Bradley Cooper Reveals His Mom Was a Consultant on “Joy”
“I just said yes right away!” he exclaims. The only ones who have her back are her ex and her childhood friend Jackie (Dascha Polanco from “Orange Is the New Black”).
But she may face stiff competition from Lawrence in her role as Joy Mangano, whose real-life story is told by the film.
Lawrence, 25, looks genuinely surprised when complimented about how unchanged she seems from our earlier interviews before the fame and Oscars.
She said: “It should be Brie Larson’s year. People react in amusing ways to my job, but at the end of the day, that’s all it is”.
The film stars several of Hollywood’s biggest actors, including Bradley Cooper, Robert De Niro and Jennifer Lawrence, who plays Mangano. That has a lot to do with Lawrence’s portrayal (every performer is bound to pale in comparison to her bright performance), which in the film’s second half means showing Joy’s growth as a businessperson, and an equally deft and badass one at that (what with her misdemeanour crimes and skills at negotiating with and destroying the competition).
“I’ve always thought Jennifer has an old soul”, the quirky director says.
“It’s a amusing thing because from the moment we met, within a very short period of time, we were finishing each other’s sentences”, she said of Lawrence.
It’s hard to say what is most compelling-the story itself, the way it’s told onscreen or the performances of the star-studded cast.

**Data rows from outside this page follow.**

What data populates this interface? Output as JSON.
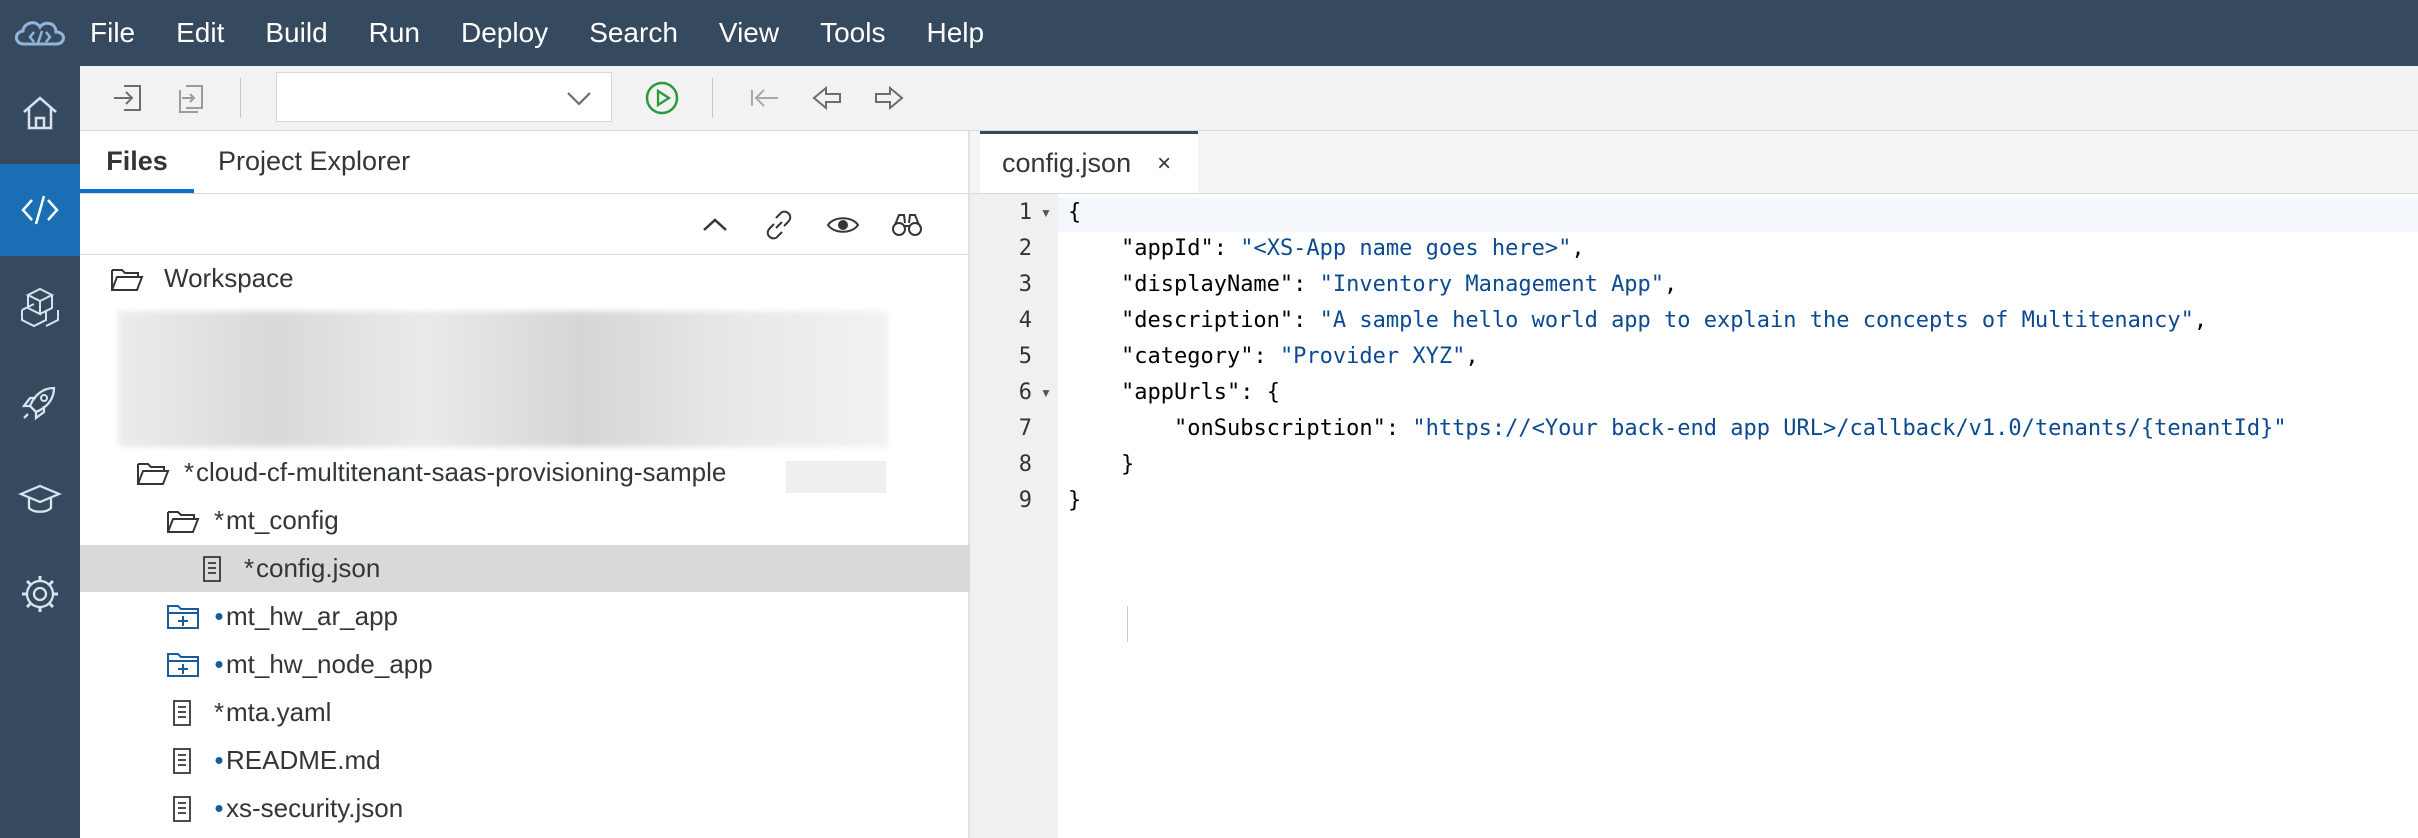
{
  "menu": [
    "File",
    "Edit",
    "Build",
    "Run",
    "Deploy",
    "Search",
    "View",
    "Tools",
    "Help"
  ],
  "left_tabs": {
    "files": "Files",
    "explorer": "Project Explorer"
  },
  "tree": [
    {
      "label": "Workspace",
      "mark": "",
      "type": "folder-open"
    },
    {
      "label": "cloud-cf-multitenant-saas-provisioning-sample",
      "mark": "*",
      "type": "folder-open"
    },
    {
      "label": "mt_config",
      "mark": "*",
      "type": "folder-open"
    },
    {
      "label": "config.json",
      "mark": "*",
      "type": "file"
    },
    {
      "label": "mt_hw_ar_app",
      "mark": "•",
      "type": "folder-module"
    },
    {
      "label": "mt_hw_node_app",
      "mark": "•",
      "type": "folder-module"
    },
    {
      "label": "mta.yaml",
      "mark": "*",
      "type": "file"
    },
    {
      "label": "README.md",
      "mark": "•",
      "type": "file"
    },
    {
      "label": "xs-security.json",
      "mark": "•",
      "type": "file"
    }
  ],
  "editor": {
    "tab_label": "config.json",
    "close_glyph": "×",
    "line_numbers": [
      "1",
      "2",
      "3",
      "4",
      "5",
      "6",
      "7",
      "8",
      "9"
    ],
    "lines": [
      "{",
      "    \"appId\": \"<XS-App name goes here>\",",
      "    \"displayName\": \"Inventory Management App\",",
      "    \"description\": \"A sample hello world app to explain the concepts of Multitenancy\",",
      "    \"category\": \"Provider XYZ\",",
      "    \"appUrls\": {",
      "        \"onSubscription\": \"https://<Your back-end app URL>/callback/v1.0/tenants/{tenantId}\"",
      "    }",
      "}"
    ]
  },
  "colors": {
    "shell": "#354a5f",
    "active": "#1a6fb4",
    "string": "#0b4a92"
  }
}
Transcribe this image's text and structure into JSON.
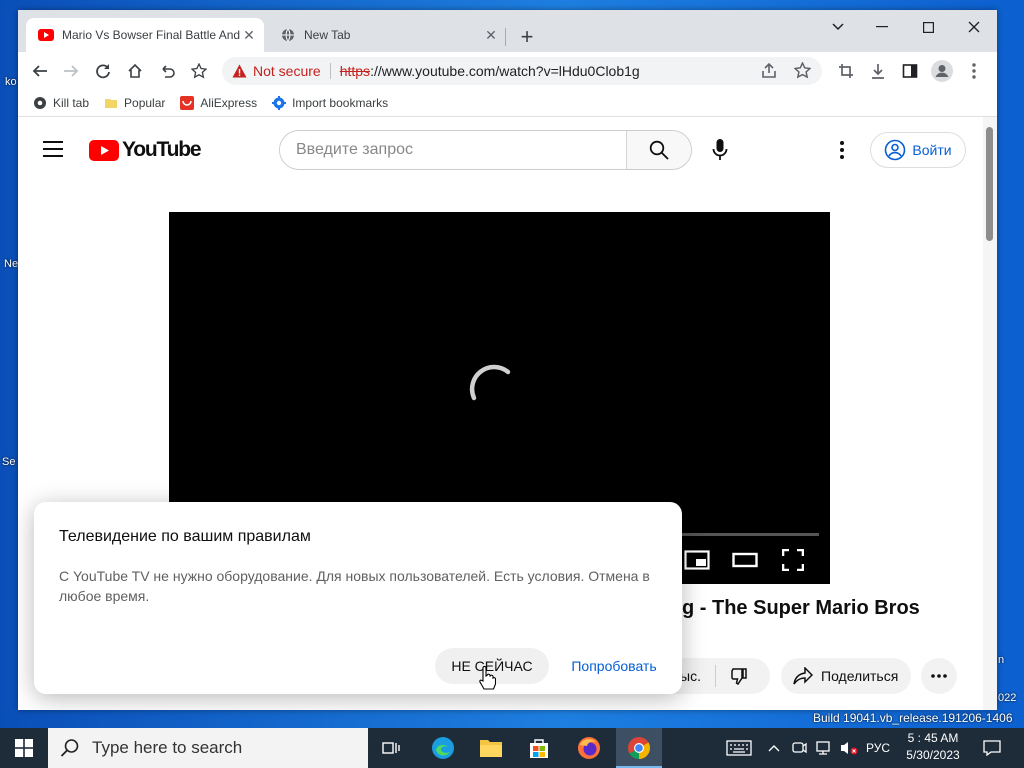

Millionaire… Inventor Joy Mangano attends the world premiere of “Joy” at the Ziegfeld Theatre on Sunday, Dec. 13, 2015, in NY.
She also watched many hours of Mangano pitching her products on U.S. television. All three films co-star Bradley Cooper. Speaking with NPR, Lawrence said, “I did mop, but I didn’t have a Miracle Mop”.
That’s not a mop, it’s a gun.
The Venezuelan-born actor plays wannabe singer Tony Miranne and Lawrence’s ex, Fox News Latino reports. Joy’s mother (an nearly unrecognizable Virginia Madsen), long since divorced from Rudy, spends her days in bed watching soap operas (affectionately pastiched by Russell using such daytime-TV legends as Susan Lucci and Laura Wright). In a scene that’s one of the film’s highlights, Joy overcomes her terror of appearing on live TV and, addressing the audience as the regular-gal homemaker she is, proudly demonstrates the various convenient features of her humble invention.
But the director of “American Hustle” and “Silver Linings Playbook” presents this potentially arcane information in such a fast-paced and clever way, you never feel your eyes glaze over. I am happy to explore things the way she wants to do them, and she also will trust what I want to do. And so I would practice it, you know, practice, like, technique and then – and just kind of getting used to it. Russell, in fact, has made a tradition this time of year of delivering films about the foibles of flawed but endearingly quirky humans, including the spry and goofy “American Hustle” in 2013 and the sweet-and-sour romantic dramedy “Silver Linings Playbook” in 2012. “She suggested letting her demonstrate it herself, and the channel agreed”.